Longtemps éclipsés par les rappeurs, ces «architectes du son» prennent enfin la lumière dans l’Hexagone. Une mise en avant qui permet de découvrir toute la difficulté de l’exercice.
Artisans indispensables du hip-hop, les beatmakers, compositeurs discrets à l’origine de nombreux tubes, de Booba à Aya Nakamura, sortent peu à peu de l’ombre en France. «Le frisson de la production, c’est de toujours essayer de découvrir ce son, cette texture un peu nouvelle, de toucher ce qui n’a pas été touché avant», confie BBP, l’un des plus prisés du rap français.
Actif depuis une dizaine d’années, il a imprimé sa patte sur l’album de PNL Deux frères (2019) et sur la majeure partie de l’infernal Pandémonium de Vald, sorti en mars. Ce passionné compare sa «quête» aux recherches d’un «peintre qui va expérimenter sur sa palette pour trouver des tons qui vont bien ensemble».
Ces compositeurs 2.0 œuvrent en coulisses, signant seulement leur toile sonore d’un tag, une signature vocale souvent glissée au début du titre. Peu médiatisés et valorisés jusqu’alors, ils sont désormais récompensés aux Flammes, cérémonie dédiée au rap et à ses courants. Sacré compositeur de l’année en mai, le duo Maxalaguitare & Senyaupiano a notamment bâti Baby, l’un des cartons d’Aya Nakamura.
«Ce sont des architectes sonores. Ce sont eux qui donnent le « la » : beaucoup d’artistes ne peuvent écrire sans savoir sur quel type de production ils vont aller», souligne Mehdi Maïzi, journaliste rap et responsable du contenu hip-hop chez Apple Music France.
Des «rats de studio» dans l’ombre
Un numéro spécial de son émission, Le Code, diffusé sur cette plateforme et sur YouTube, a justement été consacré en juin aux beatmakers BBP, Pandrezz (Bécane de Yamê) et Richie Beats (Dinos, Alpha Wann). «C’est un coup de projecteur sur des métiers bien connus dans l’écosystème musical mais moins du grand public», explique la Sacem, organisme de gestion des droits d’auteur et partenaire de l’initiative, qui passe également par des playlists et six épisodes inédits du collectif Legendes Industries, jusqu’à samedi. «Beaucoup de beatmakers sont plutôt des rats de studio qui n’ont pas envie d’être dans la lumière», note encore Mehdi Maïzi.
La plupart d’entre eux cherchent à placer leurs productions auprès de différents artistes. Une poignée, tels qu’Ikaz, Meel B – rare signature féminine – ou Amine Farsi, sortent aussi leurs propres albums.

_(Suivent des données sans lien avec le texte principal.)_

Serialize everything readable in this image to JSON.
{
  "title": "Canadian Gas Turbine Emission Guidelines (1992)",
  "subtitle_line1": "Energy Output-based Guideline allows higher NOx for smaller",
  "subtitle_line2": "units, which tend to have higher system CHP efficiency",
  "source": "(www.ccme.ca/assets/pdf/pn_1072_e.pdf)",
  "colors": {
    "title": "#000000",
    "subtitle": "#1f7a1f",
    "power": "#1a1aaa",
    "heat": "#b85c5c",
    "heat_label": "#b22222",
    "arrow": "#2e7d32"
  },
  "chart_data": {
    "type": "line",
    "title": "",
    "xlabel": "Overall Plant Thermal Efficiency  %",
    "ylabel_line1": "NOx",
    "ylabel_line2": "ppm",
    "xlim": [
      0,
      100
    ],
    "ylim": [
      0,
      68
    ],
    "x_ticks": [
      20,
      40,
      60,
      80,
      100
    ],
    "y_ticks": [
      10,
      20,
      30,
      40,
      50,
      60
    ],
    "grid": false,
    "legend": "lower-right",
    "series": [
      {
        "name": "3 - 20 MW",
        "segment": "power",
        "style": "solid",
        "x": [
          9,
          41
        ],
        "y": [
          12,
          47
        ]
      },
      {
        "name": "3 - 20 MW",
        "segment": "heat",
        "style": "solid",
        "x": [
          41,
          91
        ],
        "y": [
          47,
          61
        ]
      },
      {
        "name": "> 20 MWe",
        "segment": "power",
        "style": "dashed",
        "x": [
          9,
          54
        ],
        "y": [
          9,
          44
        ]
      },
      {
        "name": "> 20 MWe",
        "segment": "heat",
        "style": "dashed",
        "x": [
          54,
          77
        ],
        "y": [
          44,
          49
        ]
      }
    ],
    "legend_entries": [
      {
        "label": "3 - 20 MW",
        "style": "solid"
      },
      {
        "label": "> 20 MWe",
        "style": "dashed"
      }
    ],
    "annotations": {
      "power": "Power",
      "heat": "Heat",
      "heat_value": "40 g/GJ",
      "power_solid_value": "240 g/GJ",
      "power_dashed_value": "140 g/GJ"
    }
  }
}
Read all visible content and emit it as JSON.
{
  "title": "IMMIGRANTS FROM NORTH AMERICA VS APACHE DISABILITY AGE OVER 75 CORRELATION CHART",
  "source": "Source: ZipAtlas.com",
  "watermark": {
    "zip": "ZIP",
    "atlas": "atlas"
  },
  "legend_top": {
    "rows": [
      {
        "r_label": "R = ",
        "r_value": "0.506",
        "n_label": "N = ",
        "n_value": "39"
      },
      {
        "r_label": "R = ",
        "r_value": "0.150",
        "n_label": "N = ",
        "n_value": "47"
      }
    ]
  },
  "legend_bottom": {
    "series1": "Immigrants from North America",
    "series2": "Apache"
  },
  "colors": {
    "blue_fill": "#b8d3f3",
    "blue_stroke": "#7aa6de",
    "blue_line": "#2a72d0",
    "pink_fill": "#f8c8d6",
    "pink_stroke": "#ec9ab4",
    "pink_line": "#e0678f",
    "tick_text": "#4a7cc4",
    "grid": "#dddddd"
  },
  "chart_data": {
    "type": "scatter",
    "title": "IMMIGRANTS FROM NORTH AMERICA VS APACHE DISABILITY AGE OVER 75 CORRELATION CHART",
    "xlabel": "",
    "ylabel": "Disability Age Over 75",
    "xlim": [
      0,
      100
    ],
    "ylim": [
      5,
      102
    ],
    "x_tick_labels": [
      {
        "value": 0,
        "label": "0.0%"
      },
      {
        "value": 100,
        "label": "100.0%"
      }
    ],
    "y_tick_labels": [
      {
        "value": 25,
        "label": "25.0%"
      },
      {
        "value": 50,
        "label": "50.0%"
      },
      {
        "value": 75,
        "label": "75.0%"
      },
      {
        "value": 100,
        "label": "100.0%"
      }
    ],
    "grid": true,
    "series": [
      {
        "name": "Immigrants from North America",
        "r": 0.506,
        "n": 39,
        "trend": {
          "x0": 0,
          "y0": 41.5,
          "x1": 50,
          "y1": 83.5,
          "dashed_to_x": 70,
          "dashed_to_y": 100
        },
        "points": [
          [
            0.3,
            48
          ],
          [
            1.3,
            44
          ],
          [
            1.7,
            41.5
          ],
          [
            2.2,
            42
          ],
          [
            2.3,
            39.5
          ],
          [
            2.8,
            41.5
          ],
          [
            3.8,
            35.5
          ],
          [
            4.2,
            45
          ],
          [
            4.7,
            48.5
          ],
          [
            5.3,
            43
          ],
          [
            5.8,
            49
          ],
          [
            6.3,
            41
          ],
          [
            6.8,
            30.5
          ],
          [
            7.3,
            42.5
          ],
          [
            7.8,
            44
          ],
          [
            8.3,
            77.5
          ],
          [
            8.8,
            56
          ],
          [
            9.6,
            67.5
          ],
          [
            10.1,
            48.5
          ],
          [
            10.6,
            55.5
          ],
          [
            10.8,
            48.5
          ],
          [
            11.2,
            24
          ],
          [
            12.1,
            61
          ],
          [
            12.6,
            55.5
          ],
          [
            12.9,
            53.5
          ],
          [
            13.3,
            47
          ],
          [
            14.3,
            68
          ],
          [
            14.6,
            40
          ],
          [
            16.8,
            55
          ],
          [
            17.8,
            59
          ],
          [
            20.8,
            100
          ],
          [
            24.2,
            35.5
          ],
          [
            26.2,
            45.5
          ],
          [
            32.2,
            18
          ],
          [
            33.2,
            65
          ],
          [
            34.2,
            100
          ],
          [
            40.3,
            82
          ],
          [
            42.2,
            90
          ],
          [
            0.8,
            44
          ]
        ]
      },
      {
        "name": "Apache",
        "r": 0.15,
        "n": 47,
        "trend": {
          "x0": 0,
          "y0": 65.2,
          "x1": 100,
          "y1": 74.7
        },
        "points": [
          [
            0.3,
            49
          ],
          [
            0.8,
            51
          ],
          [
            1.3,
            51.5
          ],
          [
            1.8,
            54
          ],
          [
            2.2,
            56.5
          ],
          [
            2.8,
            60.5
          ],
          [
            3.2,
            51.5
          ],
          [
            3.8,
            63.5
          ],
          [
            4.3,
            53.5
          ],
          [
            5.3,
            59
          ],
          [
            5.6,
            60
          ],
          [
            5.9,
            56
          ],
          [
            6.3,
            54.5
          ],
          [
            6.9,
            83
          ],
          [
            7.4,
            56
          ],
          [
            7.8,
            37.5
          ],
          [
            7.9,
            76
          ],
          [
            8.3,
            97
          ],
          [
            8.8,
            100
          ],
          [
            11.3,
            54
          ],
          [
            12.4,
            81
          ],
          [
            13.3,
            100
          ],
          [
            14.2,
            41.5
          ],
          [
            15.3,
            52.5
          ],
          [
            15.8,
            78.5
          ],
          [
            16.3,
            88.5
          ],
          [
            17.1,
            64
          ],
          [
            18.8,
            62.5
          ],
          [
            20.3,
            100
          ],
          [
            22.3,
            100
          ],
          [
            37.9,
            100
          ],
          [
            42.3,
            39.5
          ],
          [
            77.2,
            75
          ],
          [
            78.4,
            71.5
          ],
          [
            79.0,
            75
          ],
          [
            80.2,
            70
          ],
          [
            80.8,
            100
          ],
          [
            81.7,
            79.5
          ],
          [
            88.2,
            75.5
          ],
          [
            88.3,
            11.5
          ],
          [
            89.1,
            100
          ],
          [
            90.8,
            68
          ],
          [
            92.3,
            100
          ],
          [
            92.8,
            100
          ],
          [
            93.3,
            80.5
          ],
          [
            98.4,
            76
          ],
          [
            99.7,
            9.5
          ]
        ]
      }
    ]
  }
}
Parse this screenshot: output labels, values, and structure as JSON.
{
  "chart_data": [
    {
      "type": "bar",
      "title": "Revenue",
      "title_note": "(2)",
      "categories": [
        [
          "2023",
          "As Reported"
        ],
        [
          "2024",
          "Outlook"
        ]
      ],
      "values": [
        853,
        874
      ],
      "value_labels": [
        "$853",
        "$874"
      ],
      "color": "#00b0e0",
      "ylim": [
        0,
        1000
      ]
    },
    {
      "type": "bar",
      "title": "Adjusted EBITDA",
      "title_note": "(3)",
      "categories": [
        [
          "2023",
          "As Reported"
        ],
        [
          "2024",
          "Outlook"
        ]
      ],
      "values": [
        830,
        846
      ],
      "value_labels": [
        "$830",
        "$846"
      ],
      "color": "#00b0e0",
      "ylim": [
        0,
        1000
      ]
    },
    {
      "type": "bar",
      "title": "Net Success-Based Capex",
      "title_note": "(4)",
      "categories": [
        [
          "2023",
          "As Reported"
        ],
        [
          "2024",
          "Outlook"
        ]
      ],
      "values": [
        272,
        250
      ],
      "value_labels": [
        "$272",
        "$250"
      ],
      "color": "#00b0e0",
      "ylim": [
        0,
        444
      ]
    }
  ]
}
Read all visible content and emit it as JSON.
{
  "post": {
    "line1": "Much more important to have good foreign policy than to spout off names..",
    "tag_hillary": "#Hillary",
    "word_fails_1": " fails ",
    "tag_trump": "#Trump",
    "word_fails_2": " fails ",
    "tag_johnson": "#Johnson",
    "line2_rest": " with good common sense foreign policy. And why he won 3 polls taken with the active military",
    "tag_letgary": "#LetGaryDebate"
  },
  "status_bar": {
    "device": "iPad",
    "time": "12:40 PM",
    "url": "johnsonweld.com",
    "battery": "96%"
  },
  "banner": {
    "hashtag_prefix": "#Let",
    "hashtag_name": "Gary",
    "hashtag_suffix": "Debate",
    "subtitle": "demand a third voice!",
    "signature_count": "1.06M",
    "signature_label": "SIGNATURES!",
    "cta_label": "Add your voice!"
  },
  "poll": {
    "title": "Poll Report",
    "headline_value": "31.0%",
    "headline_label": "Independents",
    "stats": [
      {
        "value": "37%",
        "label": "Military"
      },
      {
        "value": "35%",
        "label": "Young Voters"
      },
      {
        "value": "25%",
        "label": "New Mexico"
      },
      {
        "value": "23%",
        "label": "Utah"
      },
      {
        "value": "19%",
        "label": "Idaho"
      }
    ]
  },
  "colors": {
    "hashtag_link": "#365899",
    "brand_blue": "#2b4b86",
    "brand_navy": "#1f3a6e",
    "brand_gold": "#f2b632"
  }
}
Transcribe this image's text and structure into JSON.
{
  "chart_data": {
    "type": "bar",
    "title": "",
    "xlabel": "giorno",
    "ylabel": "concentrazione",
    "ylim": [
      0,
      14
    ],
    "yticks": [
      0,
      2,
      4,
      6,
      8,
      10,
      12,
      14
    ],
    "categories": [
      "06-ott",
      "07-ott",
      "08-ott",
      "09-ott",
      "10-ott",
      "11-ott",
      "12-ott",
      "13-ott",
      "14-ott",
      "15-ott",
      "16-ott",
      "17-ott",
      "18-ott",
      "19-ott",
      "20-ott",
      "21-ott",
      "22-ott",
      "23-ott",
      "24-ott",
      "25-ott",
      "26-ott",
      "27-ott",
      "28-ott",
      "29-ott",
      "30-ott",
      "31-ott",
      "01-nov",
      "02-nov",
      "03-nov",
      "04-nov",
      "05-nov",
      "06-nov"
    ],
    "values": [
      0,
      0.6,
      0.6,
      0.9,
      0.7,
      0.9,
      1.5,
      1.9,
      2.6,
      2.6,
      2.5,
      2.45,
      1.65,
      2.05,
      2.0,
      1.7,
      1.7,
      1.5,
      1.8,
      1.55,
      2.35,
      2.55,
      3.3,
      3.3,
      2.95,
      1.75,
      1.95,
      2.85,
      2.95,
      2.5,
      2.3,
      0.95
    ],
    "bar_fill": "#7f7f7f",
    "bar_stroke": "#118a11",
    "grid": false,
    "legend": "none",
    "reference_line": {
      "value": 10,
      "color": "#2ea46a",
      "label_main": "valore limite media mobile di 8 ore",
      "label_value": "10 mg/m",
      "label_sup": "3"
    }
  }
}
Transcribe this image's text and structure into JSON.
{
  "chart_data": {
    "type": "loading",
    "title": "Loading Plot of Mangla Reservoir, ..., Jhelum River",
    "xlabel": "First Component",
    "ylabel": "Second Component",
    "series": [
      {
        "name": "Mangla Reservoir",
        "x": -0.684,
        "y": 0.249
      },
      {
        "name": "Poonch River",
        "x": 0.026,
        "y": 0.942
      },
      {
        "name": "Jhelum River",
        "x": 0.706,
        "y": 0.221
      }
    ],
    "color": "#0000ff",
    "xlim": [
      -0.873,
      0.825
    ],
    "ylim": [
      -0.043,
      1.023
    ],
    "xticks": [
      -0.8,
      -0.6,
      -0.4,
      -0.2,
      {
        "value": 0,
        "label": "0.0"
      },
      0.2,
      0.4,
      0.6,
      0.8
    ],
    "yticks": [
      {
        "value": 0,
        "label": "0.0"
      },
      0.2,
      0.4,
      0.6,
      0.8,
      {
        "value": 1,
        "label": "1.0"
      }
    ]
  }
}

Aux États-Unis, les beatmakers sont depuis longtemps des stars à part entière, à l’image du vétéran Timbaland et de la relève Metro Boomin, qui a collaboré avec Future et 21 Savage, et bien d’autres, indispensables au «game» (The Alchemist, Dr. Dre, Madlib, J Dilla, DJ Premier…).
Ils sont appelés «producers», terme qui englobe la production sonore, voire la direction artistique du projet. La traduction en français est peu usitée car porteuse de confusion avec le producteur, qui finance l’enregistrement musical.
De «petites mains» disponibles à souhait
Moins de machines et plus de logiciels à des prix abordables : la démocratisation des outils de production explique en grande partie le fleurissement des beatmakers. En parallèle, le rap a évolué vers plus de compositions originales et moins de samples (boucles d’échantillons sonores), source potentielle de batailles de droits d’auteur comme pour Tonton du bled (1999) du 113.
Pourtant, cet avènement est à double tranchant. «Il y a une ubérisation des compositeurs, avec plein de petites mains disponibles», observe BBP, dénonçant certaines «conditions de travail et de rémunération», dans un secteur «ultra concurrentiel».
Or, «il faut du temps pour apporter une vraie plus-value aux artistes», juge-t-il. Aux yeux du compositeur belge Ozhora Miyagi (qui a signé Génération assassin de Booba), les beatmakers restent souvent «les exécutants». «Je connais énormément de beatmakers qui galèrent. Il y a une grosse précarité», déplore-t-il.
«Je peux comprendre qu’un petit de 15-16 ans fasse une production et qu’on lui propose 300 euros car, pour lui, c’est lourd. Mais, plus les compositeurs vont parler de ça, plus les petits vont se dire qu’ils ne veulent pas» de ce statut, espère ce poil à gratter du milieu. «C’est aussi à eux de cultiver leur image», encourage Niro, l’un des tauliers du rap francophone. Car, rappelle-t-il, «sans beatmakers, il n’y aurait rien du tout : on ferait du slam!».